Esta noche tengo el alma como un cenicero público.
Envenenado. Meado encima.
Usado por lo cotidiano, desgastado hasta la última neurona funcional.
No sé en qué momento empezó a ganar la multitud. Esa pinche masa gelatinosa llamada Humanidad. Siempre los sentí cerca, pero nunca los entendí. Hoy creo que finalmente me pasaron por encima. Y ni siquiera dolió. Fue más como cuando un taxi pasa sobre un charco y te empapa el pantalón. Asco, sí. Pero uno se acostumbra.
El problema con ellos —nosotros— es que todo es una copia mala de algo que tampoco valía la pena. Nadie improvisa. Nadie se arriesga a un mal poema o a una conversación incómoda. Todo es seguro, todo es predecible. Todo huele a resaca de domingo sin pasión. No hay milagros, ni una línea mal pronunciada que rompa el libreto. Ni una pizca de rebeldía, ni siquiera de ternura salvaje. Ojos, orejas, piernas, sí. Pero vacíos. Como si las almas las hubieran empeñado en una tienda de empeño emocional y nadie fuera a recogerlas.

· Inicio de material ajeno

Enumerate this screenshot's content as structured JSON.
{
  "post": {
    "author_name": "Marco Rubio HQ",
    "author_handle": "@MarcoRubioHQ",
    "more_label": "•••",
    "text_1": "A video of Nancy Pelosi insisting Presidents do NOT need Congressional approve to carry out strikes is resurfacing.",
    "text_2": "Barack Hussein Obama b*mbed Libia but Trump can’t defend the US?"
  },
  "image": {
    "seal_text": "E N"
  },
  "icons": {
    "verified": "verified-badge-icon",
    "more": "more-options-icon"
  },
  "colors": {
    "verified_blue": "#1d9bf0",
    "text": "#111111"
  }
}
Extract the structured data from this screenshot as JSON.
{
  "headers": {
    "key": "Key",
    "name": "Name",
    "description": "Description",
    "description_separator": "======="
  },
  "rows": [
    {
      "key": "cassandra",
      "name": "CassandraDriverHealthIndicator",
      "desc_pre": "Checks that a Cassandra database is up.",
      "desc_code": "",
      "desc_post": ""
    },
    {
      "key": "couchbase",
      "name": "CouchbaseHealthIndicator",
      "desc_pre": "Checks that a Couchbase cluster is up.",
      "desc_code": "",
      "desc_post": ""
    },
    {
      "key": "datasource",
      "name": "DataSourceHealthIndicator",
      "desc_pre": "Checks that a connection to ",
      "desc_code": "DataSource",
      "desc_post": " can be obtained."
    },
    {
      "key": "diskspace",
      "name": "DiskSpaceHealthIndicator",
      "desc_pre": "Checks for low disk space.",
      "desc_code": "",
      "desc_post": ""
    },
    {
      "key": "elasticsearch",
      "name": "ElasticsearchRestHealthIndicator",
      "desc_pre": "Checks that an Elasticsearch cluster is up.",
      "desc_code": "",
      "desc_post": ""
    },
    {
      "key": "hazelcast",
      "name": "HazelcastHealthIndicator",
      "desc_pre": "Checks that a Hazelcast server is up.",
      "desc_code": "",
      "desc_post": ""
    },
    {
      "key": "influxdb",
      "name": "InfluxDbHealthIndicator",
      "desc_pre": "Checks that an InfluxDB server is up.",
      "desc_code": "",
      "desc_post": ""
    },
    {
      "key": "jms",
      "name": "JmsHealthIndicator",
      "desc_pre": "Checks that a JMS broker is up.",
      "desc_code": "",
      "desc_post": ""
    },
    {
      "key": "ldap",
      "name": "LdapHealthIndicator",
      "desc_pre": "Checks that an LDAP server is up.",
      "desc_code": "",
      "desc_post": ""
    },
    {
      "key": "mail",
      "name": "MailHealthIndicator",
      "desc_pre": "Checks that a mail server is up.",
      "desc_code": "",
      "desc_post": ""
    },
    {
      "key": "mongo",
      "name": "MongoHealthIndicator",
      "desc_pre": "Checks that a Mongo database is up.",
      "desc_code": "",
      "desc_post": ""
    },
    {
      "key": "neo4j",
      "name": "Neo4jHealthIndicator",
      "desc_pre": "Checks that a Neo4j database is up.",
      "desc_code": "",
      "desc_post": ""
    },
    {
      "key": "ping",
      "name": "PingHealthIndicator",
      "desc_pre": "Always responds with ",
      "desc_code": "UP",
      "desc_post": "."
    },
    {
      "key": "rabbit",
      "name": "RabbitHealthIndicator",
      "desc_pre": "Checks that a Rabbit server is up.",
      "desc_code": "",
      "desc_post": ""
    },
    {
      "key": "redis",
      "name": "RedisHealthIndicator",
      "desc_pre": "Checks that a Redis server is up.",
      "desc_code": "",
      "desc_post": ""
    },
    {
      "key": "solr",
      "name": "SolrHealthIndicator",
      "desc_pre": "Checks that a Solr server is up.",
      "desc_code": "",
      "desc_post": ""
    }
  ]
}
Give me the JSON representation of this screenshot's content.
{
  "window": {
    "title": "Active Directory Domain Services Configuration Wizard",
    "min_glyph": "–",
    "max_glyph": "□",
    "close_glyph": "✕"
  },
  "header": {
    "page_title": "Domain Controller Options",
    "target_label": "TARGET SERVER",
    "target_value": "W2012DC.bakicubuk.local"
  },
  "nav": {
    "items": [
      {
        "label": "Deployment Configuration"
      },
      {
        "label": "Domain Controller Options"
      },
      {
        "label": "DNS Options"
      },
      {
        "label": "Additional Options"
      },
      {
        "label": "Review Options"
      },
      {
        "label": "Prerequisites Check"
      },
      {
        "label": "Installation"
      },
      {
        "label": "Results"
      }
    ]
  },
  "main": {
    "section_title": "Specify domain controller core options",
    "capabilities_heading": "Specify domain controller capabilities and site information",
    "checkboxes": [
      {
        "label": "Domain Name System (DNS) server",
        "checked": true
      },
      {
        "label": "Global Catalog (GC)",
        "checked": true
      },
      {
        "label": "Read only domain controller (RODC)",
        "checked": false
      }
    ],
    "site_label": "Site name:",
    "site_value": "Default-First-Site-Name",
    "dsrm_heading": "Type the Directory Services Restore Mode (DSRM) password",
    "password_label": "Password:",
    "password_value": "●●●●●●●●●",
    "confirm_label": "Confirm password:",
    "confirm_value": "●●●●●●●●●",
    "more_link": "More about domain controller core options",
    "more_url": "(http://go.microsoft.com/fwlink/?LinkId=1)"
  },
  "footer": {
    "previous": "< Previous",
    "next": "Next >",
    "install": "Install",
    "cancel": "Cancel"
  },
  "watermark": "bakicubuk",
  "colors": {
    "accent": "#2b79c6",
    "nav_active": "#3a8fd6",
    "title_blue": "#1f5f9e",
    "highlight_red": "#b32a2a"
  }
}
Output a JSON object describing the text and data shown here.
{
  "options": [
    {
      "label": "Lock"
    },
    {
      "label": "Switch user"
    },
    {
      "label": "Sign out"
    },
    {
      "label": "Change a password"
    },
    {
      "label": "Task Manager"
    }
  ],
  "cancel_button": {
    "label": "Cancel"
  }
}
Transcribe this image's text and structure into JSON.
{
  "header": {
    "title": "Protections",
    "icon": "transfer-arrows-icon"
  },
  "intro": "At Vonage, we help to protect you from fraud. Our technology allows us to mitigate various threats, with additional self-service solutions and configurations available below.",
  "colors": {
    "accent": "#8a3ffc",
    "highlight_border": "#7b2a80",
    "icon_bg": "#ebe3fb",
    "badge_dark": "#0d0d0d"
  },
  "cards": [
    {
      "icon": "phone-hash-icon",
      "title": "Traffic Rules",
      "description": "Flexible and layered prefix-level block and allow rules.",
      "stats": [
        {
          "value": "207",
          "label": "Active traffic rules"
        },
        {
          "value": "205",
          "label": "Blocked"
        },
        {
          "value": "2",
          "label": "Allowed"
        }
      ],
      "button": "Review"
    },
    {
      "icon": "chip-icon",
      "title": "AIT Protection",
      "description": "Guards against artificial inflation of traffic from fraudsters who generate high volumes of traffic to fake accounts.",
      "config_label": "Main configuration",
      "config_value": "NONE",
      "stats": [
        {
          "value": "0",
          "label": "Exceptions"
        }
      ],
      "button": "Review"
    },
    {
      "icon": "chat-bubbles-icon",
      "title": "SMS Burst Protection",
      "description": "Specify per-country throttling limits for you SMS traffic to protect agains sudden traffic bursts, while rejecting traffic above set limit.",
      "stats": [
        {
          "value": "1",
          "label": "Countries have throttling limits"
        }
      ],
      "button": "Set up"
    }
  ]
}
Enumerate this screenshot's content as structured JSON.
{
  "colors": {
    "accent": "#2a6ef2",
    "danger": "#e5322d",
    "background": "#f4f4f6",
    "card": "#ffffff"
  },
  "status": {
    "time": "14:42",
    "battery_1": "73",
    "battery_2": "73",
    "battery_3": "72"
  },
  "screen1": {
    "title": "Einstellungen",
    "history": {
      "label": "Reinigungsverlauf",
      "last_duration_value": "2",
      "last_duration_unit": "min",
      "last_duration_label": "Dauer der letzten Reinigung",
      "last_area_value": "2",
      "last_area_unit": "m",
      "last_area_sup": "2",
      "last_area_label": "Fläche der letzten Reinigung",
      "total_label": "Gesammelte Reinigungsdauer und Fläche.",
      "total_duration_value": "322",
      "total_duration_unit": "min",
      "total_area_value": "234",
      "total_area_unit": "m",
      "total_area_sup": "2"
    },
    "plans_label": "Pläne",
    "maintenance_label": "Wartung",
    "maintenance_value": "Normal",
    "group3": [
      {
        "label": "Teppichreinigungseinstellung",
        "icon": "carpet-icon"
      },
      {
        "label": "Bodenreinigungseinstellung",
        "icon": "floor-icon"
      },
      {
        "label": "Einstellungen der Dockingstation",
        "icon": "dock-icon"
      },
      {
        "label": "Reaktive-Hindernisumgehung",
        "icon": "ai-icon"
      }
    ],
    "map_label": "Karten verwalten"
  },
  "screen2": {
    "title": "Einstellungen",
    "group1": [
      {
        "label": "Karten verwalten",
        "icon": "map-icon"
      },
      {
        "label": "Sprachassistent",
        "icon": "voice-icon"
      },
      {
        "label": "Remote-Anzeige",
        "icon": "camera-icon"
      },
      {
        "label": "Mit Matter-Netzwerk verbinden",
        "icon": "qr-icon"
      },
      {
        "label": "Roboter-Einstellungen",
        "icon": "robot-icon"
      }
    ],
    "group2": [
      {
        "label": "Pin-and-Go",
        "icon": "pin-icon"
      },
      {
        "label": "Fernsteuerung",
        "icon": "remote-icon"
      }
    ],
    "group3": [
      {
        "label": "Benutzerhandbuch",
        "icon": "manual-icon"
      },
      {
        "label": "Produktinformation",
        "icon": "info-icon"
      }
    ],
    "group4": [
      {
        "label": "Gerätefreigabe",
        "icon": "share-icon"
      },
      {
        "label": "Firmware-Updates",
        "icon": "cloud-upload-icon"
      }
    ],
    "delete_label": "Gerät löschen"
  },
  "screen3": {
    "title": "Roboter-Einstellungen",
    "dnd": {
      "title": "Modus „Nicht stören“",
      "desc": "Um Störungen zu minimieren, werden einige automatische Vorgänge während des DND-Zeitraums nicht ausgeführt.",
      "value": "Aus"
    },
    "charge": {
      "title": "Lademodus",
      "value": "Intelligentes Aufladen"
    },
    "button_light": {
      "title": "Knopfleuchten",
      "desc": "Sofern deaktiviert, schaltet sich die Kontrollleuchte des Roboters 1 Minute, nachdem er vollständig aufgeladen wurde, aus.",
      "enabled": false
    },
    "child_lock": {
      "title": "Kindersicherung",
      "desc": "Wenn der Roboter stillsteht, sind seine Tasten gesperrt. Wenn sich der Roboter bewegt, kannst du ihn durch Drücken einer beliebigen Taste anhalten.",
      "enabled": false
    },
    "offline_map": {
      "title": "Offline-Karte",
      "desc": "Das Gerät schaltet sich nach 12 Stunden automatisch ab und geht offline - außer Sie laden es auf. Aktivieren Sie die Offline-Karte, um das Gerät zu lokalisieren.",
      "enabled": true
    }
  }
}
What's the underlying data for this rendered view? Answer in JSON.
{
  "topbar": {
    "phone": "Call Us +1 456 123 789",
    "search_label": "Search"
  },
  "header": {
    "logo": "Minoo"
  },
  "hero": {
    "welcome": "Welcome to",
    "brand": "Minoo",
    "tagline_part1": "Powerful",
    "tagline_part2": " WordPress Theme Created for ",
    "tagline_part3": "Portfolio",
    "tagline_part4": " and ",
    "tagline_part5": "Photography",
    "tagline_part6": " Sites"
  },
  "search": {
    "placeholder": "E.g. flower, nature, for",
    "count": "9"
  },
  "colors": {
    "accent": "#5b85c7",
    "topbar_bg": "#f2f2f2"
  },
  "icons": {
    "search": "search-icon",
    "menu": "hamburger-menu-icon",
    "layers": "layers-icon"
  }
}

Extraño los días donde, aunque igual de jodido, al menos buscaba algo. Vagaba por las calles como un perro sin dueño, husmeando emociones ajenas, queriendo encontrar a alguien que me dijera algo que no supiera, que me tocara un nervio nuevo. Pero no. Sólo encontré neones fundidos y miradas huecas.
Nunca tuve un verdadero amigo. Esa es la neta. Todos fueron reflejos momentáneos, sombras en la banqueta, gente que pasaba y me decía "ya me voy" incluso antes de llegar. Las mujeres… bueno. Al principio había un chispazo. Esa ilusión idiota de que esta vez sí. Esta vez será distinta. Y luego la costumbre. Luego las máscaras. Luego las heridas recicladas.
Dejé de buscar a la mujer perfecta desde muy temprano.
Sólo quería una que no me convirtiera en un fantasma más.
Pero ni eso.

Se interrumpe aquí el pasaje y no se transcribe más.